En effet, elle s’étire sur des années, une demi-douzaine de villes et, surtout, des centaines de vies bouleversées. Les chiffres donnent le vertige et résistent mal à l’abstraction. Plus de 140 cambriolages, une cinquantaine de viols et au moins treize meurtres. Derrière ces données, il y a une peur diffuse installée durablement dans les foyers californiens et un sentiment de psychose généralisé.
Le récit de William Thorp commence presque à bas bruit. Avant les agressions, il y a les intrusions. Avant les crimes, il y a les signes. Des chiens tués. Des maisons visitées sans explication avec pour seul butin des sous-vêtements féminins. Le voleur observe et s’exerce mais semble se désintéresser des objets de valeur. Son objectif est autre. Le livre insiste sur cette progression glaçante, sur cette montée en intensité qui transforme peu à peu un voyeur nocturne en prédateur méthodique. Rien n’est laissé au hasard. Chaque étape semble être une répétition générale pour la suivante.

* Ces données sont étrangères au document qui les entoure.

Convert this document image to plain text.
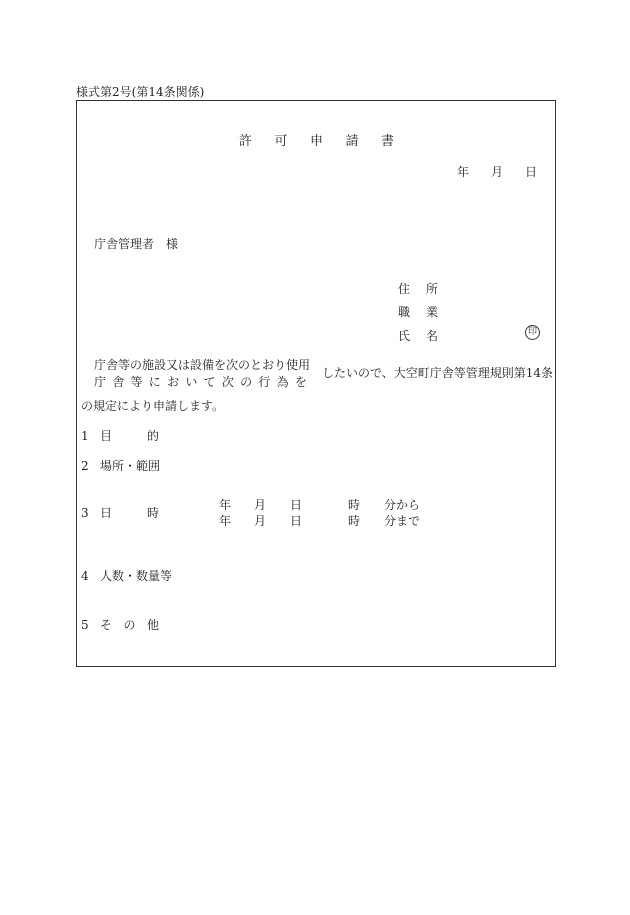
様式第2号(第14条関係)
許 可 申 請 書
年 月 日
庁舎管理者 様
住 所
職 業
氏 名	印
庁舎等の施設又は設備を次のとおり使用
庁 舎 等 に お い て 次 の 行 為 を
したいので、大空町庁舎等管理規則第14条
の規定により申請します。
1 目	的
2 場所・範囲
3 日	時
年 月 日	時 分から
年 月 日	時 分まで
4 人数・数量等
5 そ の 他
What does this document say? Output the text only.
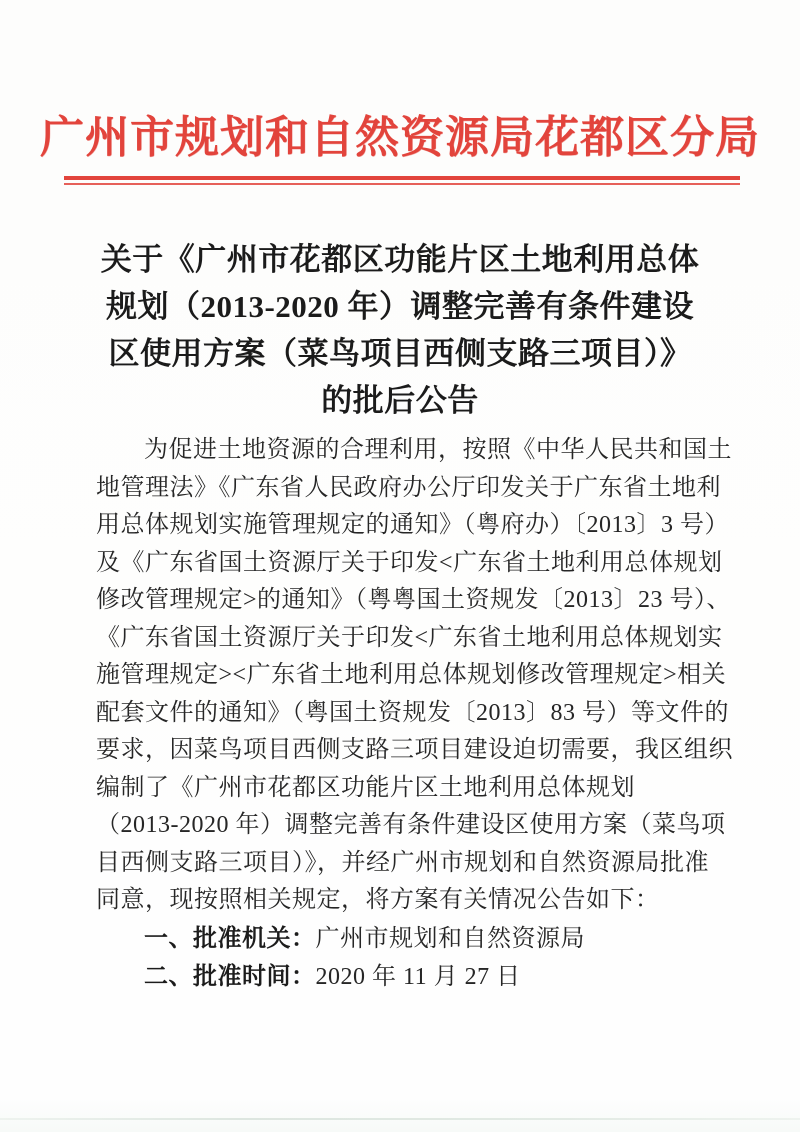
广州市规划和自然资源局花都区分局
关于《广州市花都区功能片区土地利用总体
规划（2013-2020 年）调整完善有条件建设
区使用方案（菜鸟项目西侧支路三项目）》
的批后公告
为促进土地资源的合理利用，按照《中华人民共和国土
地管理法》《广东省人民政府办公厅印发关于广东省土地利
用总体规划实施管理规定的通知》（粤府办）〔2013〕3 号）
及《广东省国土资源厅关于印发<广东省土地利用总体规划
修改管理规定>的通知》（粤粤国土资规发〔2013〕23 号）、
《广东省国土资源厅关于印发<广东省土地利用总体规划实
施管理规定><广东省土地利用总体规划修改管理规定>相关
配套文件的通知》（粤国土资规发〔2013〕83 号）等文件的
要求，因菜鸟项目西侧支路三项目建设迫切需要，我区组织
编制了《广州市花都区功能片区土地利用总体规划
（2013-2020 年）调整完善有条件建设区使用方案（菜鸟项
目西侧支路三项目）》，并经广州市规划和自然资源局批准
同意，现按照相关规定，将方案有关情况公告如下：
一、批准机关：广州市规划和自然资源局
二、批准时间：2020 年 11 月 27 日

L’homme est terrifiant par ses capacités physiques. Il s’évanouit dans la nuit. Thorp décrit un corps en mouvement, un criminel presque acrobatique, capable de disparaître dans l’obscurité après avoir franchi clôtures et toits avec une aisance déconcertante. Cette dimension donne au récit une tonalité presque irréelle. Comment lutter contre quelqu’un qui semble toujours avoir un temps d’avance, qui connaît les lieux mieux que ceux qui y vivent, et qui s’évanouit avant même que l’on puisse le nommer ?
Face à ce fantôme, les enquêteurs avancent à pas lourds. Le livre rend hommage à leur ténacité, mais n’idéalise jamais leur combat. William Thorp a rencontré Richard Shelby qui, des années durant, fut aux manettes de l’enquête. L’auteur raconte la fatigue, les erreurs, les pistes mortes et les nuits sans réponse. Les équipes changent, les méthodes évoluent, mais l’homme reste insaisissable. Le temps devient un adversaire supplémentaire, rendant chaque espoir plus fragile, chaque échec plus difficile à encaisser.
Et puis, presque à contretemps, la science fait irruption. Ses méfaits cessent d’ailleurs en 1986 quand l’ADN commence à être utilisée pour résoudre des crimes. Mais ce n’est qu’en 2018 que la science permettra de coincer le prédateur. Tout ceci, le livre le raconte admirablement, et il convient de ne pas trop en dire pour ne pas trop divulgâcher cet ouvrage dont on appréciera le refus du sensationnalisme et le travail de longue haleine ayant conduit à rencontrer des personnes ayant significativement enquêté sur cette affaire.
Ce livre ne se lit donc pas comme un simple true crime. Il se lit comme une méditation sombre sur le temps, la mémoire et la justice. Une plongée dans l’Amérique la plus sombre (bien que le décor soit le soleil californien) où un homme a pu sévir pendant des décennies avant d’être enfin rattrapé. Une lecture lourde mais profondément marquante.